Some, when an heir succeeds, go boldly on,
And, as they robbed the father, rob the son.
A knave, who deep embroils his lord's affairs,
Will soon grow necessary to his heirs.
His policy consists in setting traps,
In finding ways and means, and stopping gaps:
He knows a thousand tricks, whene'er he please,
Though not to cure, yet palliate each disease.
In either case, an equal chance is run:
For, keep, or turn him out, my Lord's undone.

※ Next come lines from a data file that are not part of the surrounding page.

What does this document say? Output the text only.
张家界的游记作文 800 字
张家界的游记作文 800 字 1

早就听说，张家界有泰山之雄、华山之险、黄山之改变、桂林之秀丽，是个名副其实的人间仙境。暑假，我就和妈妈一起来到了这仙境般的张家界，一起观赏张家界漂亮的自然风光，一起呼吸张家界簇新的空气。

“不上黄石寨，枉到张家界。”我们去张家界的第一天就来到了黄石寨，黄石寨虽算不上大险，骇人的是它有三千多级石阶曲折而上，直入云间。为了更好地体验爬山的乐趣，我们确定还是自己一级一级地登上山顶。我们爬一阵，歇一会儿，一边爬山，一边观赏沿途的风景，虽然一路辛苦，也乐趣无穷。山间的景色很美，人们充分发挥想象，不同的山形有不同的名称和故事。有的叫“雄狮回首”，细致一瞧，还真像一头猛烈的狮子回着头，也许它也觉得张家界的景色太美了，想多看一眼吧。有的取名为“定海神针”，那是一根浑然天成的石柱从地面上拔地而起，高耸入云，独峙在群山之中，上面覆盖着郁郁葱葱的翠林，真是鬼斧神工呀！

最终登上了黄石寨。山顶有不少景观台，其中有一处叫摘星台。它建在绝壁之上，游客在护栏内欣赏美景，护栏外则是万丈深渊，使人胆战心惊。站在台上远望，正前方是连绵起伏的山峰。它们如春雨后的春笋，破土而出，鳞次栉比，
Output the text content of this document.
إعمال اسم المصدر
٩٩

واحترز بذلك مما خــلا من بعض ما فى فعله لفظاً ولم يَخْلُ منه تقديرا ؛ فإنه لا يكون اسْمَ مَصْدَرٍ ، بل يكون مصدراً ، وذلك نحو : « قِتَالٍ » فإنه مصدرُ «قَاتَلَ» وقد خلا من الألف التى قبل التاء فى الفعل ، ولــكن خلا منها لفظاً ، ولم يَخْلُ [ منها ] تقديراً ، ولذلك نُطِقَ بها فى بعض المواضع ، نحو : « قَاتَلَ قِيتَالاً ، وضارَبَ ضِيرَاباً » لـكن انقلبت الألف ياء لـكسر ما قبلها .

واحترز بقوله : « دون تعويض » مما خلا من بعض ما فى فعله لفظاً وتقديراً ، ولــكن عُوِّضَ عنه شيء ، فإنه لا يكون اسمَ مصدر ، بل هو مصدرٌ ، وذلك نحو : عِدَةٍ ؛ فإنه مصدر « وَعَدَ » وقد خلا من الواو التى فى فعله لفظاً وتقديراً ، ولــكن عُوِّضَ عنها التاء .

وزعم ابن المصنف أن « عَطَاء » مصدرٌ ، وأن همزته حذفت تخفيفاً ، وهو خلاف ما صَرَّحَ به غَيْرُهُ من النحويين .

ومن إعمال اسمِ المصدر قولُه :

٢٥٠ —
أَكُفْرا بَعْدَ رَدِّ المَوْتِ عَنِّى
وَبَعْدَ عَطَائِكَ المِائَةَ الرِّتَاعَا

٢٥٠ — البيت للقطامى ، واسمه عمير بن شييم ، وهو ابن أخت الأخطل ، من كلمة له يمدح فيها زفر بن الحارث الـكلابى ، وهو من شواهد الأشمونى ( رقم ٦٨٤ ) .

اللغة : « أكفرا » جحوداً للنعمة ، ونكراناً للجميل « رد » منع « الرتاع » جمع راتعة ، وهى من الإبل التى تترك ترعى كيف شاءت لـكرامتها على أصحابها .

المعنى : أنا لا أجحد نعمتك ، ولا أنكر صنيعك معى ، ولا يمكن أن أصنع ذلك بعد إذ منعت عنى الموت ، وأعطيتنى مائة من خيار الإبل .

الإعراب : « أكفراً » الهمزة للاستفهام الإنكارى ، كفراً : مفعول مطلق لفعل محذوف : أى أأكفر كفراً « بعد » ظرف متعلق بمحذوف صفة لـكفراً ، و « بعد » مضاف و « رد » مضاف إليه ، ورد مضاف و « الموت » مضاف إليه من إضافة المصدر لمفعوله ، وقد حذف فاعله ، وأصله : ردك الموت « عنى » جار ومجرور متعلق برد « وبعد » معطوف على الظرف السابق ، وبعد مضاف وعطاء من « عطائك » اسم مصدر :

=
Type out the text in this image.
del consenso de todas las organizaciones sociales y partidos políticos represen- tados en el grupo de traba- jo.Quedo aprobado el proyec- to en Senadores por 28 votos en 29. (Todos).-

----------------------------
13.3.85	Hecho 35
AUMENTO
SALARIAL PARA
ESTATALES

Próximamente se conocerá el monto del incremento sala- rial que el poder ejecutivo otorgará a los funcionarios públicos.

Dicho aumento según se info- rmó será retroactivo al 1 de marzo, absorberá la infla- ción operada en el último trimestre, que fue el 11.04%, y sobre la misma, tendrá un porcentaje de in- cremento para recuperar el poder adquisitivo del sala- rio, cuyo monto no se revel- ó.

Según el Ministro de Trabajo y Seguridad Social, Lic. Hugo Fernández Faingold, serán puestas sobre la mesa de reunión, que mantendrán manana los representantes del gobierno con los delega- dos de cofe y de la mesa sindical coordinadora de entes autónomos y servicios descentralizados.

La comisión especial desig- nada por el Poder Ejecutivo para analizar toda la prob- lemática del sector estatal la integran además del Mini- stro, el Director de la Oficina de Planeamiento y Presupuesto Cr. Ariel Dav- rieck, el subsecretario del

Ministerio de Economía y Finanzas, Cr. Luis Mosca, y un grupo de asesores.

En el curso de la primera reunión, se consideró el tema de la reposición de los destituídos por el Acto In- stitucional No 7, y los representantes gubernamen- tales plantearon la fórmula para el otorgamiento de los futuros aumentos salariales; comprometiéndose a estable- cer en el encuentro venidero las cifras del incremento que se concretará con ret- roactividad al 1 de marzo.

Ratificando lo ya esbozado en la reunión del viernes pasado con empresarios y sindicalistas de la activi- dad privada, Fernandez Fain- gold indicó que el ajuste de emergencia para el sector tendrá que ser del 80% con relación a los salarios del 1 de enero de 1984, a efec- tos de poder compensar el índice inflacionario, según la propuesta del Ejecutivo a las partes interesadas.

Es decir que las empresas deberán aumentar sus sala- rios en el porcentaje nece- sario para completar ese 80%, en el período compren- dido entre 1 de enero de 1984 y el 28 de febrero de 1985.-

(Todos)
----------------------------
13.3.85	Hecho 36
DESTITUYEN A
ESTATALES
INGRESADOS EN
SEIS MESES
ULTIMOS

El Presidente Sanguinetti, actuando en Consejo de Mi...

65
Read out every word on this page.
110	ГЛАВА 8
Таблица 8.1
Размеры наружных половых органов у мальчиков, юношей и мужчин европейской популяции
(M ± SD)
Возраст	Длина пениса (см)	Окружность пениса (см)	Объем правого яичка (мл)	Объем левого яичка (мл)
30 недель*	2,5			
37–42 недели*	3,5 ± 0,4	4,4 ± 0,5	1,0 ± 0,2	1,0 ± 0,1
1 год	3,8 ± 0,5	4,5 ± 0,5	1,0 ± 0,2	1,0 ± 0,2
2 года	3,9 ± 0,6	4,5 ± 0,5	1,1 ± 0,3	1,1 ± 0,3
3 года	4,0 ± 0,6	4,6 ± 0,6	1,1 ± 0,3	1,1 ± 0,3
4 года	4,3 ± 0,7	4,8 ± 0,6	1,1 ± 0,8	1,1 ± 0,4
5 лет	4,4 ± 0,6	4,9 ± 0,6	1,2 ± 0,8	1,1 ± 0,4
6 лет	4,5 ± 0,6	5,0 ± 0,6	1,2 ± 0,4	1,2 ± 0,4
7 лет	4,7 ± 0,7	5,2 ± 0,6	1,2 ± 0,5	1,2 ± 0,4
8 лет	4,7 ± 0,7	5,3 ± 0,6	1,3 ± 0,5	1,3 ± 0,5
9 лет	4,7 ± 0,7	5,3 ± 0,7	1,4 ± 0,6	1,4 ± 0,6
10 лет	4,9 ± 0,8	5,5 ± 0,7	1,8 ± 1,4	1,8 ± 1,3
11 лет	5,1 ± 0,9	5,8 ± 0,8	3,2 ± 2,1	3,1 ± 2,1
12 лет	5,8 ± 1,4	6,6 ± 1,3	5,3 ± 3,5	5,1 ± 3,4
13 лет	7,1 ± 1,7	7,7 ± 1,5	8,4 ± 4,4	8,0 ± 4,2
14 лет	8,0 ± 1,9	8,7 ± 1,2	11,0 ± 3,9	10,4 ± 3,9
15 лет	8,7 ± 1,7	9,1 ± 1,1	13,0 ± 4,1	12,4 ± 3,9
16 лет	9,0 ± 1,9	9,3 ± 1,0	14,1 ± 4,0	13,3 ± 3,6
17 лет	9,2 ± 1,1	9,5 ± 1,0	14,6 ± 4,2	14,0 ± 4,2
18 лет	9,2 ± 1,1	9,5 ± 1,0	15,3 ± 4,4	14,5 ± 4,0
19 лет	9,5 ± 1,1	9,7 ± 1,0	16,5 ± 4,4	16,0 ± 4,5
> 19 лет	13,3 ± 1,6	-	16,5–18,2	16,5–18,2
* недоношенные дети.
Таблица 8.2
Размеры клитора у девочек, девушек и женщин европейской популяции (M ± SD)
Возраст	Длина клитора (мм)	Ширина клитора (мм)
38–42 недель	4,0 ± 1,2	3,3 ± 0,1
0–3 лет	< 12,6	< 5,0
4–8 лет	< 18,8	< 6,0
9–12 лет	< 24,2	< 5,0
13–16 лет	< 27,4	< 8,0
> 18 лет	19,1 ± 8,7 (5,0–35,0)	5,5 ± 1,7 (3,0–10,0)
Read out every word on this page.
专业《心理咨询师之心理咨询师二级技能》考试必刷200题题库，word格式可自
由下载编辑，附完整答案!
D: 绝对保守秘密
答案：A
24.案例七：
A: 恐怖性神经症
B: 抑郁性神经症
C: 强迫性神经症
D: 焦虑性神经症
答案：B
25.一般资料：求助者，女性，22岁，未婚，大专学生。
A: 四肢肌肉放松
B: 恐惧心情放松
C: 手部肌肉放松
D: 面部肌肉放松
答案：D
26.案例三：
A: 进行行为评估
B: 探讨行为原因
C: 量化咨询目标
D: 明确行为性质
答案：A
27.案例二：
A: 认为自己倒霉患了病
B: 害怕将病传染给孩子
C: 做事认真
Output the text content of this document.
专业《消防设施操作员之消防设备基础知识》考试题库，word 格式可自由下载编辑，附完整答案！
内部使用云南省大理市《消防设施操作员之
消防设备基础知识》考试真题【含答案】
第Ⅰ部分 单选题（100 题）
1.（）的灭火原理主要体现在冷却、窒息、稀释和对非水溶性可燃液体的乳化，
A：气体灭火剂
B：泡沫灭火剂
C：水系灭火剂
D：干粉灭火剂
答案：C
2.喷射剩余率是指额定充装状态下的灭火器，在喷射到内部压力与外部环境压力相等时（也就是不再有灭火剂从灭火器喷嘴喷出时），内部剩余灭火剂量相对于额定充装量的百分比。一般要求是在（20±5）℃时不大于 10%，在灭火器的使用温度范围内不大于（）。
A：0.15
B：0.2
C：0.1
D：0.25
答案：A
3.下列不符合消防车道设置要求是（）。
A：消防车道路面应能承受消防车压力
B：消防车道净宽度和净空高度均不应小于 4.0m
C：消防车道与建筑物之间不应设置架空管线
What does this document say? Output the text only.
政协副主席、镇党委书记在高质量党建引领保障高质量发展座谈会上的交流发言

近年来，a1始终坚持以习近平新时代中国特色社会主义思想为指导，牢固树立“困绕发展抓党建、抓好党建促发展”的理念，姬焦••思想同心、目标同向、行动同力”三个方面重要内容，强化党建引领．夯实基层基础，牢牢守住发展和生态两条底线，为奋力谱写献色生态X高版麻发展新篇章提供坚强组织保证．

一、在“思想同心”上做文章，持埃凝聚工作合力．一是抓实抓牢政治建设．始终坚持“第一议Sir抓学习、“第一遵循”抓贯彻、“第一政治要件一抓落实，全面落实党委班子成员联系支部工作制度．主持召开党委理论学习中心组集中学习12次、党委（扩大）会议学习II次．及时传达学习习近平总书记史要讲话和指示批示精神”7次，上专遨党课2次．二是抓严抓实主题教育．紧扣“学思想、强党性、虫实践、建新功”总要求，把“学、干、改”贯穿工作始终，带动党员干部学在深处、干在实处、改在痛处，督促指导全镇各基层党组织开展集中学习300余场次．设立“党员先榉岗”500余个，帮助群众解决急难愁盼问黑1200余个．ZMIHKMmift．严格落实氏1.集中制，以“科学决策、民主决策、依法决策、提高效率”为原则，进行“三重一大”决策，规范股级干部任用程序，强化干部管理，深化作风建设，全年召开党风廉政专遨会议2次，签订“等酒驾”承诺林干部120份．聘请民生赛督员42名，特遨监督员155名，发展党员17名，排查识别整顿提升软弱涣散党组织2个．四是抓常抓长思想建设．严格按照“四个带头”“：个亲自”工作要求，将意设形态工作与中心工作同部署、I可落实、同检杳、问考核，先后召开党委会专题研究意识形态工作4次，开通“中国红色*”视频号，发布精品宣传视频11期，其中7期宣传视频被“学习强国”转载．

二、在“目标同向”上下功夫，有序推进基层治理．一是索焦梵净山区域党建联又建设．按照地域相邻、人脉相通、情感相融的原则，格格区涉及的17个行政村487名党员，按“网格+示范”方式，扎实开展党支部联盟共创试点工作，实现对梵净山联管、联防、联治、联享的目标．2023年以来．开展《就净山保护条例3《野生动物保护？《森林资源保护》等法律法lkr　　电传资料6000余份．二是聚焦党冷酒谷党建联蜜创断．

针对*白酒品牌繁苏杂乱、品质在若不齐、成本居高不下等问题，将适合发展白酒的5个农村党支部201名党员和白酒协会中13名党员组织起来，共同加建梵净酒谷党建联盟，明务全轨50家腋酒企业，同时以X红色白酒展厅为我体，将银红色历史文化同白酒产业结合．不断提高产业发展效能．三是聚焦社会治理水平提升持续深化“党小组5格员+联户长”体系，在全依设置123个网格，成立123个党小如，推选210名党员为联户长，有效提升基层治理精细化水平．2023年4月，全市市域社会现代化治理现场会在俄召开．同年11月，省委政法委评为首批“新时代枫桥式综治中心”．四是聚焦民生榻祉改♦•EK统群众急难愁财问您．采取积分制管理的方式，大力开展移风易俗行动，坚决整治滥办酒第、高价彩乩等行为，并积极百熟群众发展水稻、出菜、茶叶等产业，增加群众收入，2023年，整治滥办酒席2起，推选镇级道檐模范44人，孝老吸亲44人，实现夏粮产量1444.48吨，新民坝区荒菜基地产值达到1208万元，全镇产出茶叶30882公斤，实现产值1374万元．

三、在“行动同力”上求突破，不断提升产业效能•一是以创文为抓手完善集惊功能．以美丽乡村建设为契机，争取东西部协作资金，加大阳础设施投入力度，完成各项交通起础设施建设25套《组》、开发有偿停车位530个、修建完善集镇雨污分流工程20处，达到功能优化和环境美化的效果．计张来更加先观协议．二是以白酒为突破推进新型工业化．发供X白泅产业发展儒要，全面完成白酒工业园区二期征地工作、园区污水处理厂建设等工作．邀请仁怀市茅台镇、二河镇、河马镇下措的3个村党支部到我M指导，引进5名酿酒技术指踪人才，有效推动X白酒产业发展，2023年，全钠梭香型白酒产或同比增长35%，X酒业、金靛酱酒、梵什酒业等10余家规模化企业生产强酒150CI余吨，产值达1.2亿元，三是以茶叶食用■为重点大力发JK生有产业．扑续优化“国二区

You want a hand to clear a filthy sink;
No cleanly workman can endure the stink.
A strong dilemma in a desperate case!
To act with infamy, or quit the place.
A bungler thus, who scarce the nail can hit,
With driving wrong, will make the panel split:
Nor, dares an abler workman undertake
To drive a second, lest the whole should break.
In every court the parallel will hold;
And kings, like private folks, are bought and sold:
The ruling rogue, who dreads to be cashiered,
Contrives, as he is hated, to be feared:
Confounds accounts, perplexes all affairs;
For, vengeance more embroils, than skill repairs.
So, robbers (and their ends are just the same)
To scape inquiries, leave the house in flame.
I knew a brazen minister of state,
Who bore for twice ten years the public hate.
In every mouth the question most in vogue
Was, 'When will they turn out this odious rogue?'
A juncture happened in his highest pride:
While he went robbing on, old Master died.
We thought, there now remained no room to doubt:
'His work is done, the minister must out.'
The court invited more than one, or two;
'Will you, Sir Spencer? or will you, or you?'
But not a soul his office durst accept:
The subtle knave had all the plunder swept.
And, such was then the temper of the times,
He owed his preservation to his crimes.
The candidates observed his dirty paws,
Nor found it difficult to guess the cause:
But when they smelt such foul corruptions round him;
Away they fled, and left him as they found him.
Thus, when a greedy sloven once has thrown
His snot into the mess; 'tis all his own.